Roddick was responding to comments made recently by Andy Murray and by the president of the French Tennis Federation, Bernard Giudicelli.
"I think you should really have to work your way back," Murray said last week, referring to Sharapova's return. The Russian star is 29, and she'll be unranked when her ban expires on April 26. She has already been offered wild cards into three events, including one that will already be underway the day her suspension ends.
The Stuttgart tournament, which starts the week of April 24, will delay the completion of first-round matches in order to squeeze Sharapova in on the day she becomes eligible to play. French Open tuneup tournaments in Madrid and Rome have also already offered Sharapova wild cards. But even if she runs the table at those events, Sharapova will not have earned enough points to be a direct entry into the French Open.
Although Sharapova is a two-time French Open champion, Giudicelli expressed reservations about offering her a wild card.
"It's complicated." Giudicelli said, according to Agence France-Presse. "Integrity is one of our strong points. We cannot decide, on the one hand, to increase the amount of funds we dedicate to the anti-doping battle and, on the other, invite her."
"I'm anti-anything that's performance-enhancing, massively against it. I'm not the one to say what [violators] should -- or shouldn't -- get afterwards, but it doesn't make sense to support people who cheat."Nick Kyrgios
Said Roddick: "If the French Federation doesn't want to give her the wild card, that's their prerogative. The higher level of interest in that event also means a higher level of responsibility. But it's naive to pretend that their situation isn't different from that of a small tournament that can really benefit from Sharapova's presence."

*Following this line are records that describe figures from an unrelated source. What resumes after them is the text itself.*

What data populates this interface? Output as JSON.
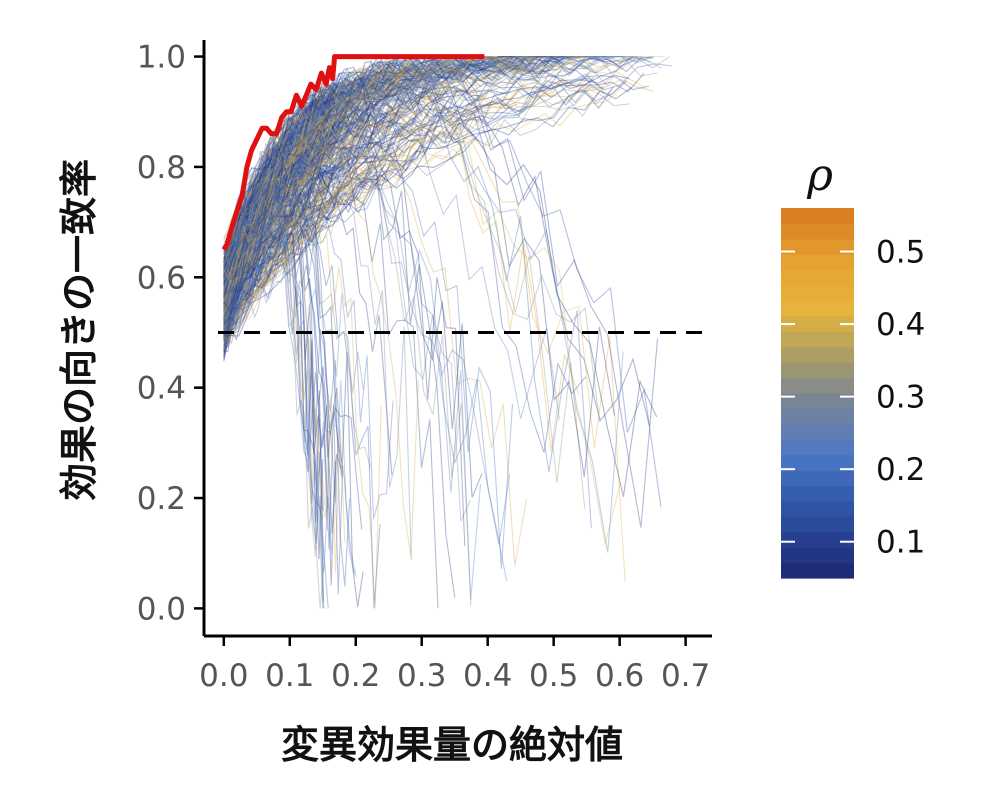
{
  "chart_data": {
    "type": "line",
    "xlabel": "変異効果量の絶対値",
    "ylabel": "効果の向きの一致率",
    "xlim": [
      -0.03,
      0.74
    ],
    "ylim": [
      -0.05,
      1.03
    ],
    "x_ticks": [
      0.0,
      0.1,
      0.2,
      0.3,
      0.4,
      0.5,
      0.6,
      0.7
    ],
    "x_tick_labels": [
      "0.0",
      "0.1",
      "0.2",
      "0.3",
      "0.4",
      "0.5",
      "0.6",
      "0.7"
    ],
    "y_ticks": [
      0.0,
      0.2,
      0.4,
      0.6,
      0.8,
      1.0
    ],
    "y_tick_labels": [
      "0.0",
      "0.2",
      "0.4",
      "0.6",
      "0.8",
      "1.0"
    ],
    "reference_line": {
      "y": 0.5,
      "style": "dashed",
      "color": "#000000"
    },
    "highlight_series": {
      "name": "highlighted",
      "color": "#e01010",
      "x": [
        0.0,
        0.005,
        0.012,
        0.02,
        0.028,
        0.035,
        0.042,
        0.05,
        0.058,
        0.065,
        0.072,
        0.08,
        0.088,
        0.095,
        0.102,
        0.11,
        0.118,
        0.125,
        0.132,
        0.14,
        0.148,
        0.155,
        0.16,
        0.165,
        0.168,
        0.2,
        0.3,
        0.395
      ],
      "y": [
        0.65,
        0.66,
        0.69,
        0.72,
        0.75,
        0.8,
        0.83,
        0.85,
        0.87,
        0.87,
        0.86,
        0.86,
        0.89,
        0.9,
        0.9,
        0.93,
        0.91,
        0.93,
        0.95,
        0.94,
        0.97,
        0.95,
        0.98,
        0.96,
        1.0,
        1.0,
        1.0,
        1.0
      ]
    },
    "background_series": {
      "description_count": 420,
      "y_start_range": [
        0.47,
        0.65
      ],
      "x_max_range": [
        0.15,
        0.68
      ]
    },
    "colorbar": {
      "title": "ρ",
      "range": [
        0.05,
        0.56
      ],
      "ticks": [
        0.1,
        0.2,
        0.3,
        0.4,
        0.5
      ],
      "tick_labels": [
        "0.1",
        "0.2",
        "0.3",
        "0.4",
        "0.5"
      ],
      "color_stops": [
        {
          "value": 0.05,
          "color": "#1c2772"
        },
        {
          "value": 0.15,
          "color": "#2f56a8"
        },
        {
          "value": 0.22,
          "color": "#4d78c6"
        },
        {
          "value": 0.3,
          "color": "#7c8691"
        },
        {
          "value": 0.35,
          "color": "#a69c6a"
        },
        {
          "value": 0.42,
          "color": "#e6b43a"
        },
        {
          "value": 0.48,
          "color": "#e5a532"
        },
        {
          "value": 0.56,
          "color": "#d97a20"
        }
      ]
    }
  }
}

Other active players on hand for the exhibition had varied opinions.
"I'm anti-anything that's performance-enhancing, massively against it," Nick Kyrgios said. "I'm not the one to say what [violators] should -- or shouldn't -- get afterwards, but it doesn't make sense to support people who cheat."
American Jack Sock, who won the Delray Beach Open a couple of weeks ago, didn't have a strong opinion.
"I haven't thought about it, to be honest," Sock said. "I don't know. It's a tournament director's decision who gets [wild cards]. As a player, I have no say one way or another."
Wimbledon, where Sharapova hoisted the winner's trophy in 2004, might face the same dilemma as the French Open.
"If she [isn't successful], that becomes Wimbledon's decision and how they want to play that," Murray said. "I'm sure they'll think long and hard about it, and how they feel people will view it, and then make the right decision for them."
Murray wouldn't hazard a guess at what that decision might be. Look for a precedent to be set one way or the other by the French Open.